Boris Johnson unable to explain Tory home secretary's 'dodgy' claim about Labour causing more murders

Prime minister apologises for not knowing source of disputed figure

Benjamin Kentish
Political Correspondent
Monday 09 December 2019 10:00 GMT
Boris Johnson unable to explain Tory home secretary's 'dodgy' claim about Labour causing more murders

Boris Johnson has appeared unable to explain his party's claim that there would be 52 more murders a year under a Labour government.

The prime minister was pushed on the figure, used by home secretary Priti Patel, after the Tories were accused of releasing "more dodgy numbers".

The party has published analysis claming that a Labour government would lead to there being 882 more guns and 8,596 weapons on the streets every year.

This would cause up to 4,000 more violent assaults, 150 sexual assaults and 52 murders a year, the Tories claimed.

Speaking to LBC, Mr Johnson appeared to have no idea about the source of the figures.

Asked where the numbers had come from, he said: "I'm sorry I haven't been able must forgive me Nick...".

He then continued: "What Priti is getting at is the reality that unless you have a tough approach on law and order, unless you back the police, unless you're able to put more police out there in a consistent way and give them the powers they need, you will find knife crime continues to be a problem, you will find serious youth crime continues to be a problem."

When LBC presenter Nick Ferrari suggested that "there is nothing to back up these figures" Mr Johnson said: "She's making a point about crime figures and the need to have robust policing, and I back that idea all the way."

Labour had earlier accused the Tories of publishing "dodgy" statistics.

Diane Abbott, the shadow home secretary, said: "These are more dodgy numbers from a Tory party that cut the police and presided over a rise in serious and violent crime.

"Labour has consistently argued that we need more police and investment in all the areas of neglect that have contributed to rising crime. The Tories are trying to distance themselves from their own record in government. You cannot have safety and security on the cheap."

The figures published by the Conservatives appeared to be based on the number of crimes prevented by police using stop and search powers. While Ms Abbott and Jeremy Corbyn have previously voiced concerns over the use stop and search, there is no suggestion that Labour would abolish the power completely.

In a foreword to the Tory document, Ms Patel wrote: "Diane Abbott has said stop and search is ‘unhelpful’. She wouldn’t back the police to use tasers to apprehend the most violent criminals.

"Jeremy Corbyn voted against mandatory sentencing for second time knife possession and thinks those ‘found in possession of a knife and convicted of that have not necessarily committed a crime’. For the first time, this analysis sets out how tragic the consequences of this could be during any given year under a potential Labour government."

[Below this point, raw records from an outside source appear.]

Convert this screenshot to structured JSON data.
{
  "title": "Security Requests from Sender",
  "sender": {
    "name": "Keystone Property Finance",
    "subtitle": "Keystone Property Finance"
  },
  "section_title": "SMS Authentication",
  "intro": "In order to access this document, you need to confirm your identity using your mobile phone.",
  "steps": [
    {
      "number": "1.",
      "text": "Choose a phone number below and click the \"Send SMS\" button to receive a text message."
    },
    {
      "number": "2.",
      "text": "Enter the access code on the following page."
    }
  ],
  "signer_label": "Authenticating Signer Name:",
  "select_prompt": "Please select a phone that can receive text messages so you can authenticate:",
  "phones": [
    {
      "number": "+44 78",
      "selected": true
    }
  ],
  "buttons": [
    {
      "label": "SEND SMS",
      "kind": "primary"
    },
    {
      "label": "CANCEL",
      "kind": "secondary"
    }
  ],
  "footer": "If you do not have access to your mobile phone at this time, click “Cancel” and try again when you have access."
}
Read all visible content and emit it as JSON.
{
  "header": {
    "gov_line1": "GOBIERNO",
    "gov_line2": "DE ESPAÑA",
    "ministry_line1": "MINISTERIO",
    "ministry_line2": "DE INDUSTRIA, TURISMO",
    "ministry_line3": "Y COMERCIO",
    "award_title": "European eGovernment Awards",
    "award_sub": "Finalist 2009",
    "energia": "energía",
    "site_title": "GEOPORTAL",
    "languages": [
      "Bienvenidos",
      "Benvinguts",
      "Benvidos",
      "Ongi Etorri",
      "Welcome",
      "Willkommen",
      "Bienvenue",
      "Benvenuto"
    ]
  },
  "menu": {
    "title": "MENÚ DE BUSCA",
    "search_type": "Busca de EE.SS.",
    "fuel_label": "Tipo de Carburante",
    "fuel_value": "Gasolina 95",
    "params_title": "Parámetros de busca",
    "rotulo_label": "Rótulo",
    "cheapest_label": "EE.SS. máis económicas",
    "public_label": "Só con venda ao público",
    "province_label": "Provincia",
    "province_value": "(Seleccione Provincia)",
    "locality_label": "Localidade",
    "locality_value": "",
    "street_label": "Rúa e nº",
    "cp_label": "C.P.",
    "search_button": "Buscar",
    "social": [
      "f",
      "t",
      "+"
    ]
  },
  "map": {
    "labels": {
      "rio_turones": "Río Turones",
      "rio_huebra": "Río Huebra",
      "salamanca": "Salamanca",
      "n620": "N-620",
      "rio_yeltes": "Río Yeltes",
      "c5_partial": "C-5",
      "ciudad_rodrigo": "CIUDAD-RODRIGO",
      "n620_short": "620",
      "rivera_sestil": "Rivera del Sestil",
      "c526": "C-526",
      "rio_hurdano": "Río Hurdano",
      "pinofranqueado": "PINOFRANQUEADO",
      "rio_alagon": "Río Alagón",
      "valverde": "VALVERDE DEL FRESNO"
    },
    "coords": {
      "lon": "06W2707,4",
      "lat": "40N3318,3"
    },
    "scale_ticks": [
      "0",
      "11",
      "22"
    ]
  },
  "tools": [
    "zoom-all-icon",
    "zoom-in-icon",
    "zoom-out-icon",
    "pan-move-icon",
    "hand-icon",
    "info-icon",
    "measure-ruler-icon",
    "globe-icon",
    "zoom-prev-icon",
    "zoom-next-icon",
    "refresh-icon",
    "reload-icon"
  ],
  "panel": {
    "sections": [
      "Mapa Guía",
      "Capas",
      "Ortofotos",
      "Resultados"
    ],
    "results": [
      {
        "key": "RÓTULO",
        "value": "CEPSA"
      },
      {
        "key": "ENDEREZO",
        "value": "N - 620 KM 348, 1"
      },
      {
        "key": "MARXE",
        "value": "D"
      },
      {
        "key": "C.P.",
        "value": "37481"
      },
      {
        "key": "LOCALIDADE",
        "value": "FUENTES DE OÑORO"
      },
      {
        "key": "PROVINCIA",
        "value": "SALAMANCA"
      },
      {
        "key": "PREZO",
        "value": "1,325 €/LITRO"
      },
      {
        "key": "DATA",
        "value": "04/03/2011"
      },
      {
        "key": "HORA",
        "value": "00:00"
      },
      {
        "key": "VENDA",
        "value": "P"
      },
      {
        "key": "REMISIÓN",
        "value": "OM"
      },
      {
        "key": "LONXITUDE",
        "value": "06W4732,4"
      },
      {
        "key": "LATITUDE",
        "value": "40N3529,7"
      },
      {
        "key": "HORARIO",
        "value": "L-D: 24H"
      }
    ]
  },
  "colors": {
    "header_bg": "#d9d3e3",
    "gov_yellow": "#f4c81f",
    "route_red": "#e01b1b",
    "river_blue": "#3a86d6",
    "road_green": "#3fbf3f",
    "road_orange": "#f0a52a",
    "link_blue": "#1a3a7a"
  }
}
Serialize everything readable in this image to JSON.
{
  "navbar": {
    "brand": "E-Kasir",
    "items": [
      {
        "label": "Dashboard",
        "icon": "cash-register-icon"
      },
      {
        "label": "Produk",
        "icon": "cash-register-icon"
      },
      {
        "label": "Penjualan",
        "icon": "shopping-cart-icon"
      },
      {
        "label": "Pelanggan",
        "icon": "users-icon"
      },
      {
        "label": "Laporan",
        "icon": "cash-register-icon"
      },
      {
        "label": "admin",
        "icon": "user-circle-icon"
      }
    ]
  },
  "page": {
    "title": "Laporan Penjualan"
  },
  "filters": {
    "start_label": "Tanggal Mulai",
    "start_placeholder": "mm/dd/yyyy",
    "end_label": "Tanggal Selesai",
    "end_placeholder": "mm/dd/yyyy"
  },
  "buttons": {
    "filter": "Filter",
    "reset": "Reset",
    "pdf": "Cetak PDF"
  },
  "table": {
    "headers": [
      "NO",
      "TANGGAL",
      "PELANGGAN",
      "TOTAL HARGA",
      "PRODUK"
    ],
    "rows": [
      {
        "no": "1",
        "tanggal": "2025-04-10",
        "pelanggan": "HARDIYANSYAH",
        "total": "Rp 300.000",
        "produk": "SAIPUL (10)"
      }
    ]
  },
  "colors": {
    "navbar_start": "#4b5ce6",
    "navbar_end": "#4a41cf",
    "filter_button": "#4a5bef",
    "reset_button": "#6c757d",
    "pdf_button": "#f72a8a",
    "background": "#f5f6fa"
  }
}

During his interview with LBC, Mr Johnson also fuelled confusion over his position on Heathrow expansion by suggesting that he would try to fulfil a promise to "lie down in front of the bulldozers", despite parliament having approved a third runway at the airport.

Asked about the promise, made when he was Mayor of London, he said: "I don't see any sign of any bulldozers yet...I would have to find some way of honouring that promise. It might be technically difficult to achieve, but yes.. Let's wait and see when the bulldozers arrive.

"The issue with Heathrow is that there is still substantial doubt about the ability of the promoters to meet their obligations on air quality and noise pollution, but as you know parliament has voted very substantially in favour of that project, so that's where we are on Heathrow."

The prime minister also hinted that he could scrap HS2, having already commissioned a review of the project, and claimed that the cost of the new high-speed train line was likely to rise above £100bn.

He said: "For a new administration coming in with a project north of £100bn, it's only responsible to the taxpayer to ask whether it's being sensibly spent and whether that funding is being prioritised right - could you spend it more sensibly in the north?

When it was pointed out that the current HS2 budget is £88bn, not £100bn, Mr Johnson said: "Looking at the way things go, I think it probably will come in north of £100bn but at the moment its £88bn. That's a lot money and there will be serious questions about whether we are spending in the right order."